VP-Ekici kritisiert Subventionsvergabe durch die Stadt Wien

ÖVP Wien fordert Integrationskonzept

Wien (VP-Klub) - In ihrer Rede in der Sitzung des heutigen Gemeinderates kritisierte die Integrationssprecherin der ÖVP Wien, LAbg. Sirvan Ekici, nochmals scharf die Aussagen der FP-Spitzenkandidatin im Grazer Wahlkampf. "Diese Aussagen sind auf das schärfste zu verurteilen und richten sich von selbst. Es bleibt zu hoffen, dass die FPÖ Vernunft annimmt und nicht weiter den religiösen und gesellschaftlichen Frieden in Wien und Österreich gefährdet", so Ekici.
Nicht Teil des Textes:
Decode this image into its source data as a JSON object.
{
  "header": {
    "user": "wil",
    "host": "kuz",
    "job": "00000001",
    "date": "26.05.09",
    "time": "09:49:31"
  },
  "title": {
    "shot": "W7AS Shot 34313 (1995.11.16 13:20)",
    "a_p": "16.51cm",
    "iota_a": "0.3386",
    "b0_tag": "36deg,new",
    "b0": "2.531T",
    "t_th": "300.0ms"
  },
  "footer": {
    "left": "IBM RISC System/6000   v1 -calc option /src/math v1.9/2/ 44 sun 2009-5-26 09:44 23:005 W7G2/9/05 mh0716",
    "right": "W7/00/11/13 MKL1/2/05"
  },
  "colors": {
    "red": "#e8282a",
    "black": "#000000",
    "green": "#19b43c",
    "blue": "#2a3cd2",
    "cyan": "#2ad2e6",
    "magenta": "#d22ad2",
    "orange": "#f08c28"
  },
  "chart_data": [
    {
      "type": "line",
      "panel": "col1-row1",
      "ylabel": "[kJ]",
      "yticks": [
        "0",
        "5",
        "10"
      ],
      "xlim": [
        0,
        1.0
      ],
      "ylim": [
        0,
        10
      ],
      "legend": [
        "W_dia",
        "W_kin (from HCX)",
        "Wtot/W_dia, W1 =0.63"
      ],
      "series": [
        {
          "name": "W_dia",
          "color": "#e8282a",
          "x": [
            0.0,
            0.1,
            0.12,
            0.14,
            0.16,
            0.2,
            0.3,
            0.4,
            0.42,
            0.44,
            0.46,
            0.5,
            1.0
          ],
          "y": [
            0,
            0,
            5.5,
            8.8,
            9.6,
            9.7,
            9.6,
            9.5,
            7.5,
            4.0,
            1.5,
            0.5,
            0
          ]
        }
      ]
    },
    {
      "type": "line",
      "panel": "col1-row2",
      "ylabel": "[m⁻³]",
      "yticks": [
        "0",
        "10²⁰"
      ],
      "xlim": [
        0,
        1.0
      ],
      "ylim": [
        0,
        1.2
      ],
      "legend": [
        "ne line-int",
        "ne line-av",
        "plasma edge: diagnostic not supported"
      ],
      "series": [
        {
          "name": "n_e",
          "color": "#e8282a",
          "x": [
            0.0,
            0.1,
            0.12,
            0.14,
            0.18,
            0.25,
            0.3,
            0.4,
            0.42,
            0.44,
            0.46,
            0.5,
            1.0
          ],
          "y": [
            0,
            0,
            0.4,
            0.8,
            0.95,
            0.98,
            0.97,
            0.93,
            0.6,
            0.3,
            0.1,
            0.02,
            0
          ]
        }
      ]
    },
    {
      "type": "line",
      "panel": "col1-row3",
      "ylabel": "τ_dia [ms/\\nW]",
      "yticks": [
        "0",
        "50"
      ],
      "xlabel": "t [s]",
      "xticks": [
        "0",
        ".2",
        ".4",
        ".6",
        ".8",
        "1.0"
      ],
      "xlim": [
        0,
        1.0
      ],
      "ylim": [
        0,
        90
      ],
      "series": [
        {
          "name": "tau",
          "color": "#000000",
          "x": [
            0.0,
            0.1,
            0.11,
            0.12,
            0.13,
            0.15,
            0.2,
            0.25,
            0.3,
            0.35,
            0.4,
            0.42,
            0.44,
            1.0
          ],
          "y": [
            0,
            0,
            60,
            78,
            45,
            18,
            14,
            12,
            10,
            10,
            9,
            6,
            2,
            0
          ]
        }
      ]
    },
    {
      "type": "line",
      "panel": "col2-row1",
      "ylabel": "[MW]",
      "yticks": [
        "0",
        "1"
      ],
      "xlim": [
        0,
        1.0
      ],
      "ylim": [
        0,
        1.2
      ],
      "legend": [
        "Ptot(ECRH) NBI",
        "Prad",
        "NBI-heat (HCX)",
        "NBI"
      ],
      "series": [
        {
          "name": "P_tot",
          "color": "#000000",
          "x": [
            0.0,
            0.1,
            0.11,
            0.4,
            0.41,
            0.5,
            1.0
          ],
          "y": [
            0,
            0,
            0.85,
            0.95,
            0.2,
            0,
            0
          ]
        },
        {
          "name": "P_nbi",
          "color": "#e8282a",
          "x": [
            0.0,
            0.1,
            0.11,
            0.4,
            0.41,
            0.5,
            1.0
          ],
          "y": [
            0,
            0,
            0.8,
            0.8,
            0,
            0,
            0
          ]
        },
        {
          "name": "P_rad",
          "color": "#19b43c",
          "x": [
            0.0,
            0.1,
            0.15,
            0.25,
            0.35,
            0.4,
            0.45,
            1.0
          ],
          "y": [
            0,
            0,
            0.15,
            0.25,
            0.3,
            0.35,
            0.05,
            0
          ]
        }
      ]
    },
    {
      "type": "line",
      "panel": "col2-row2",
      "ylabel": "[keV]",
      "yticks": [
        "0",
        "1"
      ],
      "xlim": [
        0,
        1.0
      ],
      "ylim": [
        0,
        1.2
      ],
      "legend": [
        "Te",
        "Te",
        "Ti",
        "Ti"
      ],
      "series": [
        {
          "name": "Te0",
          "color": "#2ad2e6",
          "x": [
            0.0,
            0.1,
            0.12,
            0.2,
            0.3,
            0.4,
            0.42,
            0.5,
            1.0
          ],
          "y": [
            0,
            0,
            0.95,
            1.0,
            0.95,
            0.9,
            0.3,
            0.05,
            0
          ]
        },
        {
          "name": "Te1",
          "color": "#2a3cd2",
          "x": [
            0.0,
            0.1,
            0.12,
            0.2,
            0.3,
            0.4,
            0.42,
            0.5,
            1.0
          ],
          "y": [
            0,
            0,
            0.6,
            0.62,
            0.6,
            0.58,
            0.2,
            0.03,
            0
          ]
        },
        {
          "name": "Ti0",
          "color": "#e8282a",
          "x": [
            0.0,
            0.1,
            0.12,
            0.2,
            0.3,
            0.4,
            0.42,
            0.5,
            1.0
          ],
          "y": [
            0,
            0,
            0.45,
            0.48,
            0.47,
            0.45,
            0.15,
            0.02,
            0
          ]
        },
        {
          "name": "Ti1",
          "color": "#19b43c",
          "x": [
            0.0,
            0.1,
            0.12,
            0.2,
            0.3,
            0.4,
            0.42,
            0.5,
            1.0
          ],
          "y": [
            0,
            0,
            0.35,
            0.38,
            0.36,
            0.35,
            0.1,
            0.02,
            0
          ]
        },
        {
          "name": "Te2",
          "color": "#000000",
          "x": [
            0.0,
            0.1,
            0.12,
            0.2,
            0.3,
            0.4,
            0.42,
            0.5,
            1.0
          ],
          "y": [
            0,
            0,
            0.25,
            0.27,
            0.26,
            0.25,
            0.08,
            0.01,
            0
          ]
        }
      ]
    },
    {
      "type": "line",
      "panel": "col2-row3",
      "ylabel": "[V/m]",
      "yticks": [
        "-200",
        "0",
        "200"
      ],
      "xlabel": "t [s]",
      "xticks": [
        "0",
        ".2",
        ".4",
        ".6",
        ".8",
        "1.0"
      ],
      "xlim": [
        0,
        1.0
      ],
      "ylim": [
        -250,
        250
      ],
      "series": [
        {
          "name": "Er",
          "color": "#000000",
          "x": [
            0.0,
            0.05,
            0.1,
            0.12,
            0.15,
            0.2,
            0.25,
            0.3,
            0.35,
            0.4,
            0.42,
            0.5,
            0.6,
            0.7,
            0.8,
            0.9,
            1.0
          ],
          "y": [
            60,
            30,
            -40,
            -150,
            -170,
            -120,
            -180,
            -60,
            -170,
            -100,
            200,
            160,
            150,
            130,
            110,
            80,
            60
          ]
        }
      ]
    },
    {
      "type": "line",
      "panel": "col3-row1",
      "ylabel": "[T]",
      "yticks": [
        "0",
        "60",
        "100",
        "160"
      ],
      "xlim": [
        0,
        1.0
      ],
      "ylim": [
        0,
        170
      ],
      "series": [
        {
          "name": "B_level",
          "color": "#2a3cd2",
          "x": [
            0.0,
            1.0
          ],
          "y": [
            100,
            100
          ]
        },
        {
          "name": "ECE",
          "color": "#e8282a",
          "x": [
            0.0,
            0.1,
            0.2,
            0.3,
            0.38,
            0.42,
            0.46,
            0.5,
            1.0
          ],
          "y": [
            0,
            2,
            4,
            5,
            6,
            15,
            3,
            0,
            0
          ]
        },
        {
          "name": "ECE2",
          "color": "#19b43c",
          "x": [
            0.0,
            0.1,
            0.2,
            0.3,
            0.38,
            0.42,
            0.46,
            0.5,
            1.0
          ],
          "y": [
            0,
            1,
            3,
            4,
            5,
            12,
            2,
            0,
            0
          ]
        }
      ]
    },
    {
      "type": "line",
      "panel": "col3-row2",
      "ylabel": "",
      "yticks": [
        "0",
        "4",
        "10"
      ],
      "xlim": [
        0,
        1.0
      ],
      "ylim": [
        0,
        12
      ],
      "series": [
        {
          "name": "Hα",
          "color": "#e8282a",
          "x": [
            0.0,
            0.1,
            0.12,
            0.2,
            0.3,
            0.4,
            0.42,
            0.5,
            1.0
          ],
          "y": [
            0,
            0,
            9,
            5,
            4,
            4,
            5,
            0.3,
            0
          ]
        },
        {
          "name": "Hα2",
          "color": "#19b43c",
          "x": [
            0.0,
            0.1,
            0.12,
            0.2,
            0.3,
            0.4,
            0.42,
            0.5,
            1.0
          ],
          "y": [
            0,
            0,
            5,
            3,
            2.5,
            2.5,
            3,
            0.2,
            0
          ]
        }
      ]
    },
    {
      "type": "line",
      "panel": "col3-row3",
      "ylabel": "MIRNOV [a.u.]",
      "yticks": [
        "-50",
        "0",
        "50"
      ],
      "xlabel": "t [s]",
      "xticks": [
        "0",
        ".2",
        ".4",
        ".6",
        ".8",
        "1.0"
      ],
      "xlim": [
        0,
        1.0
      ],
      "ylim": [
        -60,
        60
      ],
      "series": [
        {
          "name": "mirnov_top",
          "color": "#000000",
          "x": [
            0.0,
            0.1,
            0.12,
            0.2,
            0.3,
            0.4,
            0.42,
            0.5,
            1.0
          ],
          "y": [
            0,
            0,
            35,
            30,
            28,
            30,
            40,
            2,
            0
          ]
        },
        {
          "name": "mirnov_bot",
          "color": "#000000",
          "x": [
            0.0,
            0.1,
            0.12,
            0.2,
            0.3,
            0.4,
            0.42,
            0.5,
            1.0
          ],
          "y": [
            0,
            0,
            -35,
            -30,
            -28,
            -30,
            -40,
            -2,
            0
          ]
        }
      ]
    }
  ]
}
Am Beispiel des Vereins Station Wien, dessen Arbeit hier nicht Gegenstand sein soll, kritisierte sie sodann die fragwürdige Subventionspolitik der Stadt Wien. Dieser Verein, der unter anderem "Mama lernt Deutsch"- Kurse anbietet, erhielt im Jahr 2006 86.562 Euro an Subvention. Im Jahr 2008 beträgt die Subvention mittlerweile schon 653.900 Euro. Dieser enorme Anstieg ist für die ÖVP nicht nachvollziehbar. Zwar ergab eine Evaluierung der "Mama lernt Deutsch"-Kurse, die auf eine Initiative der ÖVP zurückgehen, dass diese durchaus eine gewisse Qualität hätten. "Der gegenständliche Verein war allerdings nicht Teil der Evaluierung" so Ekici. Die heutige Aussendung der SP-Gemeinderätin Yilmaz bezüglich der Evaluierungsstudie kann daher von Seiten der ÖVP nicht nachvollzogen werden. Zudem erhalten die Teilnehmer kein Sprachzertifikat. Wien hinkt auch sonst internationalen Entwicklungen hinterher, angesprochen sei hier nur das Sprachportfolio.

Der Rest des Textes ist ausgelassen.